7 - Gostas de dormir em comboios portanto... então e hostels? Tens experiências positivas de alojamento em hostels? Achas que ainda existe algum preconceito em relação aos hostels? Que são perigosos ou pouco higiénicos...

Nice Way Porto

Quando os comboios têm camas, dorme-se lá muito bem! Mas relativamente a tipos de alojamento, confesso que o meu preferido é mesmo o hostel, tanto que é onde fico na maior parte das minhas viagens. Sei que há algumas pessoas que não se sentem confortáveis a partilhar o espaço de dormir com estranhos, por exemplo. Mas hostel não é sinónimo para camarata, e hoje em dia existem opções para todos os gostos. Já fiquei em hostels muito melhores do que alguns hotéis, por exemplo. Muitos deles têm camaratas, sim, mas também oferecem quartos duplos. No geral, são mais económicos e têm um ambiente muito descontraído, o que me agrada bastante. A grande maioria tem cozinha, o que é extremamente útil para preparar algumas refeições. Não podemos estar sempre a comer em restaurantes, não é? :)

Nice Way Sintra

Não sei se ainda existe esse preconceito de serem perigosos ou pouco higiénicos, mas existe algum em relação à faixa etária. Tem-se a ideia de que os hostels são mais utilizados para pessoas mais jovens.
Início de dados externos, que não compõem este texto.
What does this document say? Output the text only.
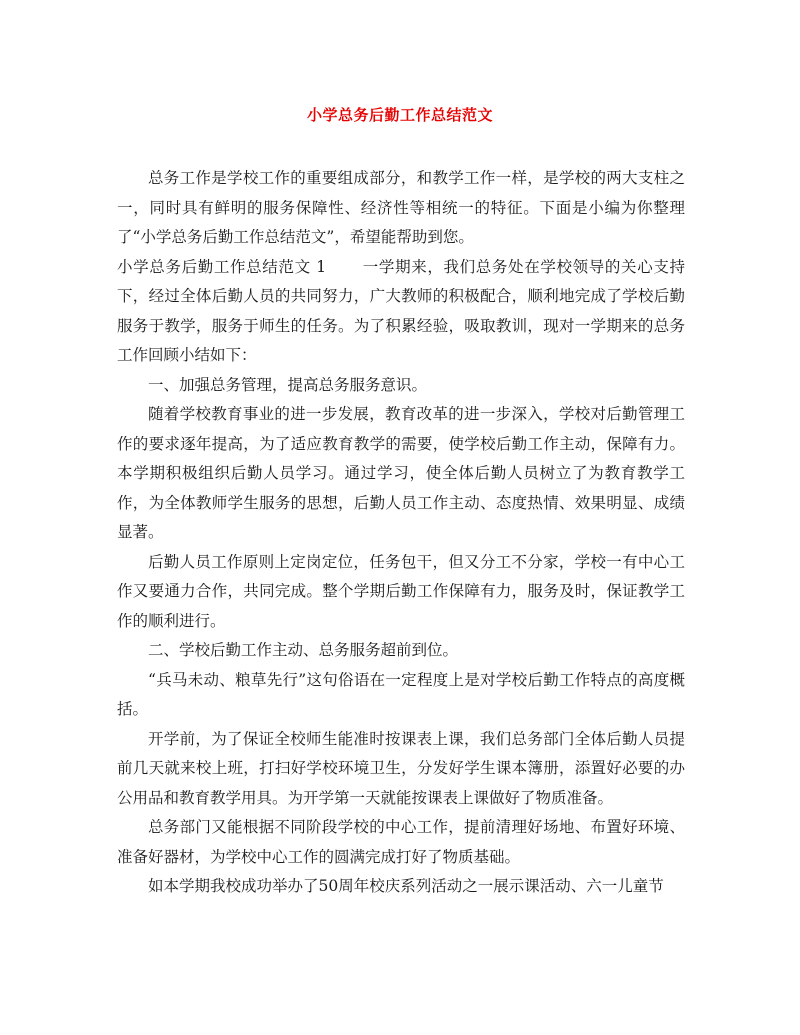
小学总务后勤工作总结范文

总务工作是学校工作的重要组成部分，和教学工作一样，是学校的两大支柱之一，同时具有鲜明的服务保障性、经济性等相统一的特征。下面是小编为你整理了“小学总务后勤工作总结范文”，希望能帮助到您。

小学总务后勤工作总结范文 1 一学期来，我们总务处在学校领导的关心支持下，经过全体后勤人员的共同努力，广大教师的积极配合，顺利地完成了学校后勤服务于教学，服务于师生的任务。为了积累经验，吸取教训，现对一学期来的总务工作回顾小结如下：

一、加强总务管理，提高总务服务意识。

随着学校教育事业的进一步发展，教育改革的进一步深入，学校对后勤管理工作的要求逐年提高，为了适应教育教学的需要，使学校后勤工作主动，保障有力。本学期积极组织后勤人员学习。通过学习，使全体后勤人员树立了为教育教学工作，为全体教师学生服务的思想，后勤人员工作主动、态度热情、效果明显、成绩显著。

后勤人员工作原则上定岗定位，任务包干，但又分工不分家，学校一有中心工作又要通力合作，共同完成。整个学期后勤工作保障有力，服务及时，保证教学工作的顺利进行。

二、学校后勤工作主动、总务服务超前到位。

“兵马未动、粮草先行”这句俗语在一定程度上是对学校后勤工作特点的高度概括。

开学前，为了保证全校师生能准时按课表上课，我们总务部门全体后勤人员提前几天就来校上班，打扫好学校环境卫生，分发好学生课本簿册，添置好必要的办公用品和教育教学用具。为开学第一天就能按课表上课做好了物质准备。

总务部门又能根据不同阶段学校的中心工作，提前清理好场地、布置好环境、准备好器材，为学校中心工作的圆满完成打好了物质基础。

如本学期我校成功举办了50周年校庆系列活动之一展示课活动、六一儿童节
Sem dúvida que há mais jovens, mas penso que essa realidade esteja a começar a mudar. E há cada vez mais hostels com uma qualidade incrível a um preço muito em conta, encontra um ao teu gosto em Hostelsclub.com!

8 - Por último, queres falar um pouco de como é que surgiu a ideia de escrever um blog?

Sobrevivi até aqui! E pelos vistos tu também, caro leitor (obrigada!). Sem querer demorar muito a ir aos confins do tempo, o meu blogue surgiu lá em 2006. Na altura, queria apenas ter um espaço para dar asas à minha paixão pela escrita, e publicava textos de ficção, pequenos contos, coisas que ia escrevendo por aí. Em 2015 fiz um Interrail e decidi que queria partilhar a minha experiência. Para mais tarde recordar. E porque achei que alguém poderia considerar útil o meu testemunho, ficando também com vontade de partir em viagem. O que eu não sabia é que, a partir desse momento, ia nascer em mim o bichinho da escrita de viagens. O nome manteve-se (sempre foi Mundo Indefinido) mas o conteúdo mudou. Em 2016 comecei a levar o blogue mais a sério mas foi só em 2017 que as publicações ficaram regulares. Talvez porque sinto que finalmente encontrei o meu propósito.

Eu acredito num turismo ético, sustentável, que contribua para o desenvolvimento das populações e para a economia local. Com o meu blogue, quero incentivar as pessoas a viajarem mais, sim, mas também melhor. Como? Tendo em conta a sustentabilidade e os seus 3 pilares (económica, social e ambiental), e com mais conhecimento do mundo que nos rodeia, com toda a sua história, cultura e tradições. E é isso que eu tento partilhar.